‘Mina de ouro vitalícia’? Como ‘donos’ de cartórios geram ganhos milionários para o resto da vida
BRASÍLIA – No Brasil, os cartórios são serviços públicos operados pela iniciativa privada por meio de concessões. Com isso, os titulares desses órgãos, também conhecidos como delegatários, acumulam ganhos milionários, acima do teto do funcionalismo público, para realizar tarefas essenciais como emitir certidões de nascimento ou casamento.
A reforma administrativa em discussão no Congresso pretende alterar várias estruturas relacionadas ao funcionamento dos cartórios, como a fixação de um valor fixo dos emolumentos em todo o País e um teto remuneratório para os novos titulares.

Além disso, os excedentes da arrecadação dos cartórios devem ser destinados para fundos de manutenção dessas estruturas em vez de se converterem em lucro. Outro ponto importante é que a concessão deixa de ser vitalícia e os donos de cartórios terão de deixar o cargo aos 75 anos.
A Constituição federal exige que os titulares, que são como os donos dos cartórios, sejam selecionados em concurso público. Mas essas pessoas não são consideradas funcionários públicos e não estão sujeitas ao teto do funcionalismo. Esses delegatários recebem em média R$ 156 mil por mês. Em locais como o Distrito Federal, essa média pode superar R$ 500 mil.
Apesar de a Constituição proibir donos de cartórios sem aprovação em concurso público, existem ainda hoje alguns titulares biônicos, que foram indicados por governadores. Dados reunidos em um processo judicial em tramitação no Tribunal de Justiça de Minas Gerais mostra que ao menos neste estado mais da metade dos cartórios, 276 dos mais de 500 existentes, continua liderada por pessoas indicadas pelo governo na década de 90.
Um levantamento de 2008 realizado pelo Conselho Nacional de Justiça (CNJ), órgão que fiscaliza o setor no País, identificou que menos de 37% dos titulares dos mais de 13.500 donos de cartórios eram concursados naquela época. O CNJ não realizou novos levantamentos desde então.
O Supremo Tribunal Federal (STF) decidiu que é inconstitucional o exercício da titularidade de cartório sem concurso público e validou normas do CNJ que declararam vagos cartórios cujos titulares não tenham sido admitidos corretamente. Essas decisões impediram a ocorrência da prática de transmissão hereditária da titularidade dos cartórios.
Mas, em compensação, os titulares ainda podem empregar seus parentes ou amigos como escreventes ou oficiais já que é sua prerrogativa contratar a equipe do cartório.
O único requisito para ser escrevente, que é a espécie de braço direito do titular, é a escolaridade, sendo obrigatório apenas o ensino médio completo.
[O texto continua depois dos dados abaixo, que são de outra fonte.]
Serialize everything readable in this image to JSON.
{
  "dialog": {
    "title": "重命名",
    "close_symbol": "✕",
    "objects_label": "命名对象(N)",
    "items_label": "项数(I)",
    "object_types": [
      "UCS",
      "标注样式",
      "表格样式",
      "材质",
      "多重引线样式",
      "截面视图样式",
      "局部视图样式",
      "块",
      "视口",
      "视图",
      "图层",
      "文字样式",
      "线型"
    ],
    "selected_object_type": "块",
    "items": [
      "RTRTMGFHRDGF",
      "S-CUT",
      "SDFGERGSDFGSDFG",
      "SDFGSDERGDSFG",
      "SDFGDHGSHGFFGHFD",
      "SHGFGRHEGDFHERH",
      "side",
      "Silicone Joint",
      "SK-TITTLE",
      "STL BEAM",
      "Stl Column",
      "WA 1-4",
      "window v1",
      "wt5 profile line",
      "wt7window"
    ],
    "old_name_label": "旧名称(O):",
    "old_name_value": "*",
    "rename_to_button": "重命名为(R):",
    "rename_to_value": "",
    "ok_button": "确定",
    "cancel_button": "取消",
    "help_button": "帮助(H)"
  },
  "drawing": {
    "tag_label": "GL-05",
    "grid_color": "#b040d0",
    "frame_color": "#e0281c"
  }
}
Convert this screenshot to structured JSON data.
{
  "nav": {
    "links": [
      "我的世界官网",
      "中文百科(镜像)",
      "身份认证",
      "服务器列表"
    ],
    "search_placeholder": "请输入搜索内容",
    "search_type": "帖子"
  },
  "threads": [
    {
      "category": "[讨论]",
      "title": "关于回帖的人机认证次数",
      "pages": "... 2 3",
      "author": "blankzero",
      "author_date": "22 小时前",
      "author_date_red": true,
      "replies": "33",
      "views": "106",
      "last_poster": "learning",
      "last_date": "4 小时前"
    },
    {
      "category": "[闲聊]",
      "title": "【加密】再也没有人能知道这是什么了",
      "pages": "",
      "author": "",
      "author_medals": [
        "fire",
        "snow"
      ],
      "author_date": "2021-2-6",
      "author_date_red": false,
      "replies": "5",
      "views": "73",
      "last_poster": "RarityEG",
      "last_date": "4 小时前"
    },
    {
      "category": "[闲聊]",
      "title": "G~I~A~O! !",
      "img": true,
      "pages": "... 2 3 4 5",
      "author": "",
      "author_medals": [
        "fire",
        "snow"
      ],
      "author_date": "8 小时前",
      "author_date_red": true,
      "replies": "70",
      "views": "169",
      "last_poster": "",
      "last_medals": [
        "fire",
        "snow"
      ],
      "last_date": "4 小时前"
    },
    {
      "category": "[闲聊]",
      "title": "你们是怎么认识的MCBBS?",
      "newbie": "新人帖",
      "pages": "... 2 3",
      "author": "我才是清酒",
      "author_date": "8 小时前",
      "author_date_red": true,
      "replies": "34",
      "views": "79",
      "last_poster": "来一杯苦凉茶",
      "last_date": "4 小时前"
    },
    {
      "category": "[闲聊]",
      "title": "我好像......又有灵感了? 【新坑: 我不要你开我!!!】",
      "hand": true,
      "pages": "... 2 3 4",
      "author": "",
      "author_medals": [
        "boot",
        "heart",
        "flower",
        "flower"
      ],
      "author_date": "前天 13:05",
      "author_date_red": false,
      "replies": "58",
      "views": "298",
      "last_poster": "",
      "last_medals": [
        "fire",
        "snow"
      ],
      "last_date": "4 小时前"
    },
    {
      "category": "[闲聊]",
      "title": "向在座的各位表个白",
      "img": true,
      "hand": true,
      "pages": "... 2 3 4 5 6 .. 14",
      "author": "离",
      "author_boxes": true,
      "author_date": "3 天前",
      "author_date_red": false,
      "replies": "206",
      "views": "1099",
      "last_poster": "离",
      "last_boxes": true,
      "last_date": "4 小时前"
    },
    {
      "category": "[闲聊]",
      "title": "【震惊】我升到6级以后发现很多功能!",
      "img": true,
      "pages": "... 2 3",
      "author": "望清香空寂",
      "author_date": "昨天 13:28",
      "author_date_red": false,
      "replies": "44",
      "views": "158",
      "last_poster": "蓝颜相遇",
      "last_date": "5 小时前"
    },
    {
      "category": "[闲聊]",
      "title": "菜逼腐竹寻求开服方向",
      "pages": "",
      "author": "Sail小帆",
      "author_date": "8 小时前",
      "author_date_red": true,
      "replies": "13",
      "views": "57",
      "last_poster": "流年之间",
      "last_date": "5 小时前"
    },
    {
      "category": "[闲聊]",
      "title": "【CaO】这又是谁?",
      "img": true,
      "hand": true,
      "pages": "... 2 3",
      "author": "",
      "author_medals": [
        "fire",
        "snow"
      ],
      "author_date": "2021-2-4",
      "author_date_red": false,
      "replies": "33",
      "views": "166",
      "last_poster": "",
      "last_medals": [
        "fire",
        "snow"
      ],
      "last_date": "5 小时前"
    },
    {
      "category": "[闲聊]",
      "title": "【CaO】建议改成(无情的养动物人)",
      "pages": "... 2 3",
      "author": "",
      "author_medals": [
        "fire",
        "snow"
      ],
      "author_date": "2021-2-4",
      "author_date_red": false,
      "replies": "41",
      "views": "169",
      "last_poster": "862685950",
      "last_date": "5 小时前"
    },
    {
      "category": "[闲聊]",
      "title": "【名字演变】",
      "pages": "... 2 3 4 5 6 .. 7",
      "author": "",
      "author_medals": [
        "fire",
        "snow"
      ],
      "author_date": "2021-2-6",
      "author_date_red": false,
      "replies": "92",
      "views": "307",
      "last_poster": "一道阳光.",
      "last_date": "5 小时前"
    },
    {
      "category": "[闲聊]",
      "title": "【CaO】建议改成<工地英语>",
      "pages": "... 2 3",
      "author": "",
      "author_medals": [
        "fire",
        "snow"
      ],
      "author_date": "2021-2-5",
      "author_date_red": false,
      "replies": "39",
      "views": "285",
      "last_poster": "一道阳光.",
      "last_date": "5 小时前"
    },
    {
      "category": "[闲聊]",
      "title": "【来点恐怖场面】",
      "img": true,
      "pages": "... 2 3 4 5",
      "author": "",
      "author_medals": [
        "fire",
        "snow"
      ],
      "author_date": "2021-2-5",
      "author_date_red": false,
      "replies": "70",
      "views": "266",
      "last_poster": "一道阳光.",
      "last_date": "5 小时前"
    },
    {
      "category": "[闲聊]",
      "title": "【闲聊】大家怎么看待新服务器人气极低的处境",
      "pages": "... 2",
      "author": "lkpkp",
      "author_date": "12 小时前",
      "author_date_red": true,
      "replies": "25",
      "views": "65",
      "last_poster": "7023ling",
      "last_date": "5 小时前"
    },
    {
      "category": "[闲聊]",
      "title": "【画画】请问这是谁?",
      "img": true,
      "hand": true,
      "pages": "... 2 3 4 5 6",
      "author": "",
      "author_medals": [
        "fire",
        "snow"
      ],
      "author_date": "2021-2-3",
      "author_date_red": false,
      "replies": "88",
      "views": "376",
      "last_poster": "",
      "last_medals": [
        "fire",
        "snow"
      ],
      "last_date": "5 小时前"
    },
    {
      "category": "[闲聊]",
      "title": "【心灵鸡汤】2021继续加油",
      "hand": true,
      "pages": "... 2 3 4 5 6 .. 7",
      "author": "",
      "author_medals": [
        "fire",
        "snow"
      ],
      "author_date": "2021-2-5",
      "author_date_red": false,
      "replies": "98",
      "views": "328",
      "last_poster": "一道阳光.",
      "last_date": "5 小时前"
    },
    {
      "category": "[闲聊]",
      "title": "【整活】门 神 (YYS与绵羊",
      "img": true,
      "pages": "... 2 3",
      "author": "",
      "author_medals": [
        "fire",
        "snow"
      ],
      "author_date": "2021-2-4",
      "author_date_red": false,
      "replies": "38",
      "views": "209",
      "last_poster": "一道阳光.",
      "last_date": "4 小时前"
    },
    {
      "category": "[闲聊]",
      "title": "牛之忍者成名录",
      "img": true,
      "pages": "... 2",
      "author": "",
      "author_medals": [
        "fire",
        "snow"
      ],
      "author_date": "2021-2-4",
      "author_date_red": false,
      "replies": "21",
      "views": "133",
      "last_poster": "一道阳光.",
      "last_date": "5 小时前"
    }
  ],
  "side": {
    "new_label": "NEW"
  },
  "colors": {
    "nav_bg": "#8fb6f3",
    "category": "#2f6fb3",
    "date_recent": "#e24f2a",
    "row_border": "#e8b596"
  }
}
Então, por mais que a titularidade não seja herdada, a família inteira pode se beneficiar quando um parente se torna dono de cartório.
Somente no primeiro semestre deste ano a arrecadação em todo País foi de R$ 13 bilhões, de acordo com o CNJ. Em 2024, a arrecadação média por cartório foi de 2,7 milhões com lucro de 758,6 mil por unidade, conforme dados reunidos no âmbito da reforma administrativa.